Clare Waight Keller

When Clare Waight Keller took the reins as creative director of Chloé in June of 2011, she had given birth the month before. “It was a fantastic opportunity,” she says of the coveted title, previously held by luminaries such as Phoebe Philo and Stella McCartney. “I didn’t want to make it not work.” Already the mother of twins, she wasn’t intimidated by the challenge—including a new job and relocating from London to Paris. Of course, overseeing the 63-year-old Parisian brand from across the Channel might have been possible, but not exactly desirable to the 44-year-old designer’s sensibility for that famously Gaulois je ne sais quoi. “I wanted to embrace French culture, to be here—grab that quintessential Parisian or French spirit that I think is quite hard to understand unless you immerse yourself in it,” she says. “It’s a mentality.”

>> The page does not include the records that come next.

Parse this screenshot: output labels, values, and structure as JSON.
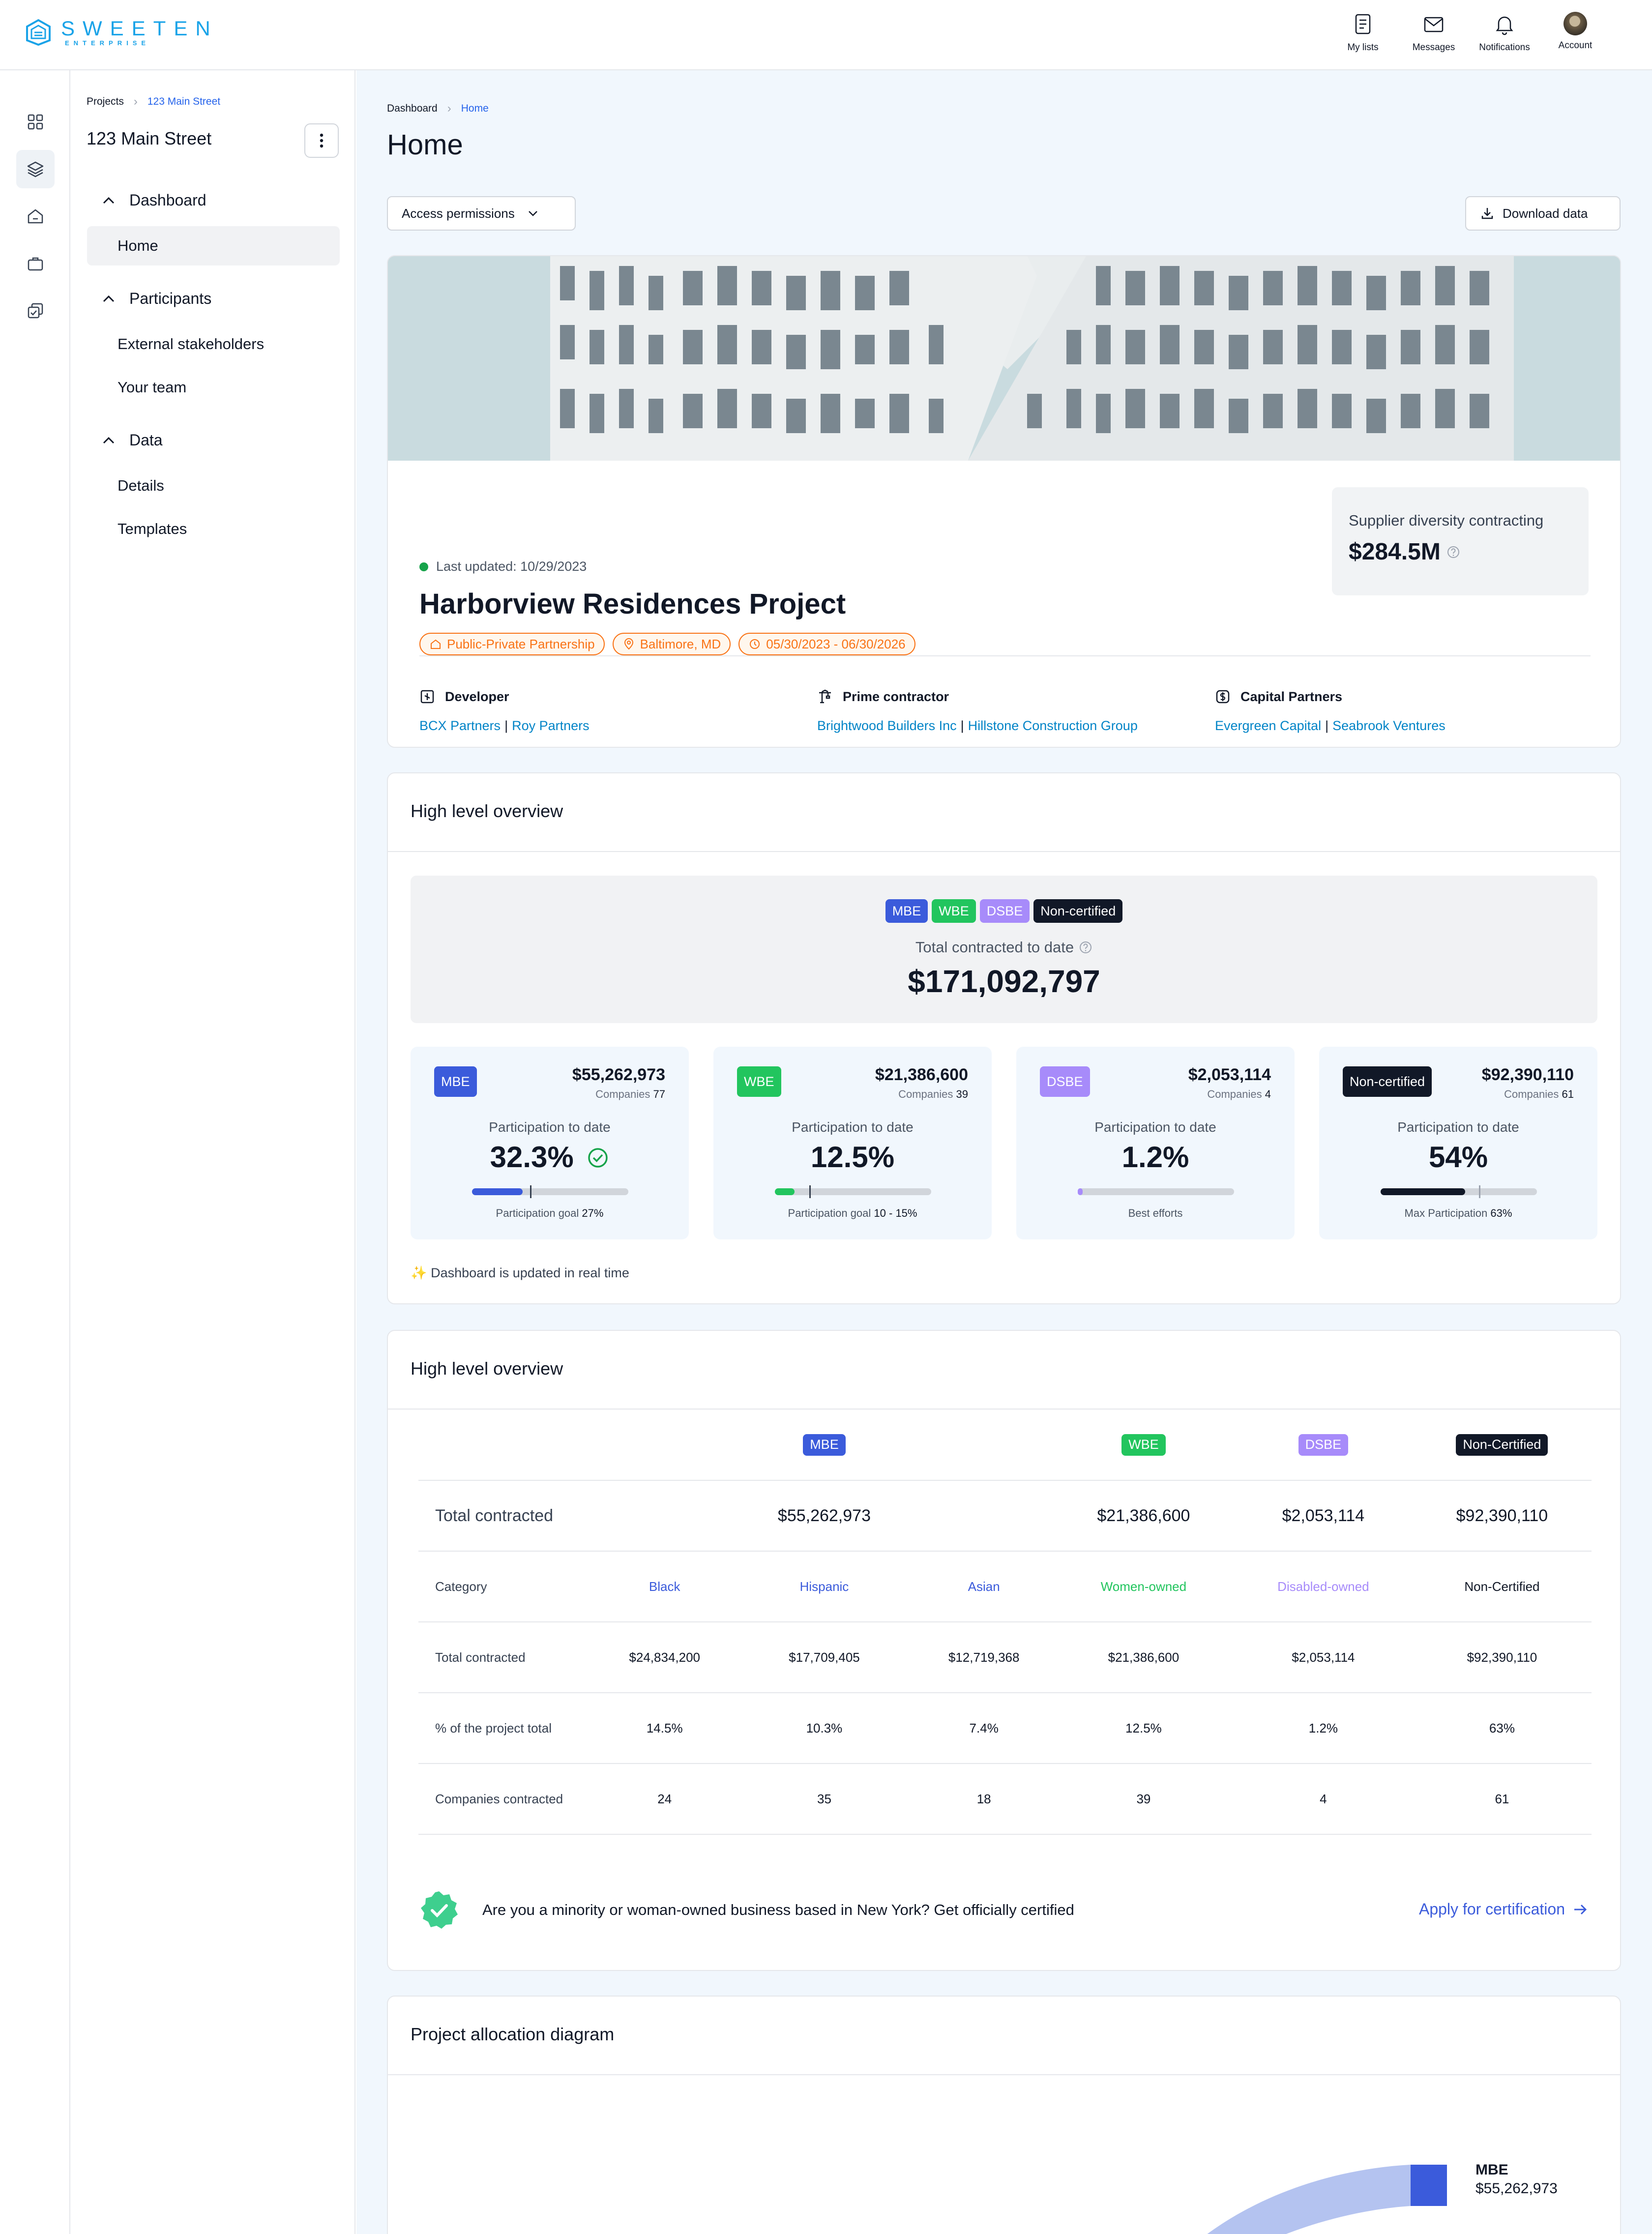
{
  "brand": {
    "name": "SWEETEN",
    "sub": "ENTERPRISE"
  },
  "topnav": [
    {
      "label": "My lists",
      "icon": "list-icon"
    },
    {
      "label": "Messages",
      "icon": "mail-icon"
    },
    {
      "label": "Notifications",
      "icon": "bell-icon"
    },
    {
      "label": "Account",
      "icon": "avatar"
    }
  ],
  "sidebar": {
    "breadcrumb": {
      "root": "Projects",
      "current": "123 Main Street"
    },
    "title": "123 Main Street",
    "groups": [
      {
        "label": "Dashboard",
        "items": [
          "Home"
        ]
      },
      {
        "label": "Participants",
        "items": [
          "External stakeholders",
          "Your team"
        ]
      },
      {
        "label": "Data",
        "items": [
          "Details",
          "Templates"
        ]
      }
    ]
  },
  "page": {
    "breadcrumb": {
      "root": "Dashboard",
      "current": "Home"
    },
    "title": "Home",
    "access_button": "Access permissions",
    "download_button": "Download data"
  },
  "project": {
    "last_updated": "Last updated: 10/29/2023",
    "name": "Harborview Residences Project",
    "tags": [
      "Public-Private Partnership",
      "Baltimore, MD",
      "05/30/2023 - 06/30/2026"
    ],
    "sdc_label": "Supplier diversity contracting",
    "sdc_value": "$284.5M",
    "parties": [
      {
        "role": "Developer",
        "names": [
          "BCX Partners",
          "Roy Partners"
        ]
      },
      {
        "role": "Prime contractor",
        "names": [
          "Brightwood Builders Inc",
          "Hillstone Construction Group"
        ]
      },
      {
        "role": "Capital Partners",
        "names": [
          "Evergreen Capital",
          "Seabrook Ventures"
        ]
      }
    ]
  },
  "overview": {
    "title": "High level overview",
    "badges": [
      "MBE",
      "WBE",
      "DSBE",
      "Non-certified"
    ],
    "total_label": "Total contracted to date",
    "total_value": "$171,092,797",
    "cards": [
      {
        "badge": "MBE",
        "amount": "$55,262,973",
        "companies_label": "Companies",
        "companies": "77",
        "part_label": "Participation to date",
        "pct": "32.3%",
        "progress": 0.323,
        "goal_marker": 0.37,
        "goal_label": "Participation goal",
        "goal": "27%",
        "color": "#3b5bdb"
      },
      {
        "badge": "WBE",
        "amount": "$21,386,600",
        "companies_label": "Companies",
        "companies": "39",
        "part_label": "Participation to date",
        "pct": "12.5%",
        "progress": 0.125,
        "goal_marker": 0.22,
        "goal_label": "Participation goal",
        "goal": "10 - 15%",
        "color": "#22c55e"
      },
      {
        "badge": "DSBE",
        "amount": "$2,053,114",
        "companies_label": "Companies",
        "companies": "4",
        "part_label": "Participation to date",
        "pct": "1.2%",
        "progress": 0.012,
        "goal_label": "Best efforts",
        "goal": "",
        "color": "#a78bfa"
      },
      {
        "badge": "Non-certified",
        "amount": "$92,390,110",
        "companies_label": "Companies",
        "companies": "61",
        "part_label": "Participation to date",
        "pct": "54%",
        "progress": 0.54,
        "goal_marker": 0.63,
        "goal_label": "Max Participation",
        "goal": "63%",
        "color": "#111827"
      }
    ],
    "note": "✨ Dashboard is updated in real time"
  },
  "overview2": {
    "title": "High level overview",
    "header_badges": [
      "MBE",
      "WBE",
      "DSBE",
      "Non-Certified"
    ],
    "row_total_label": "Total contracted",
    "group_totals": [
      "$55,262,973",
      "$21,386,600",
      "$2,053,114",
      "$92,390,110"
    ],
    "category_label": "Category",
    "categories": [
      "Black",
      "Hispanic",
      "Asian",
      "Women-owned",
      "Disabled-owned",
      "Non-Certified"
    ],
    "rows": [
      {
        "label": "Total contracted",
        "values": [
          "$24,834,200",
          "$17,709,405",
          "$12,719,368",
          "$21,386,600",
          "$2,053,114",
          "$92,390,110"
        ]
      },
      {
        "label": "% of the project total",
        "values": [
          "14.5%",
          "10.3%",
          "7.4%",
          "12.5%",
          "1.2%",
          "63%"
        ]
      },
      {
        "label": "Companies contracted",
        "values": [
          "24",
          "35",
          "18",
          "39",
          "4",
          "61"
        ]
      }
    ],
    "cta_text": "Are you a minority or woman-owned business based in New York? Get officially certified",
    "cta_link": "Apply for certification"
  },
  "allocation": {
    "title": "Project allocation diagram",
    "legend_label": "MBE",
    "legend_value": "$55,262,973"
  }
}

The very same thing could be said of Chloé, a house that’s intrinsically associated with womanhood and femininity (to wit, about 80 percent of the company is female, Waight Keller surmises), without being “prescriptive,” as the designer puts it. Indeed, one of the label’s defining characteristics is its sense of spirited freedom; it allows women to express their femininity without defining it for them. “You can embrace many different sides, from the boyish to utilitarian to romantic,” she says. “I think that’s what is really embracing about Chloé. There are so many different facets, but ultimately a style that’s quintessentially Chloé.” As someone who worked in the past at prestigious brands like Pringle of Scotland, Gucci, Ralph Lauren, and Calvin Klein, Waight Keller has a familiarity with all sides and styles.

For spring 2015, models floated down the runway in gauzy dresses and lace separates, conveying the notion of weightlessness, both literally and figuratively. There was a bohemian feel to it all, but the collection couldn’t have felt more modern. It was, in other words, quintessentially Chloé.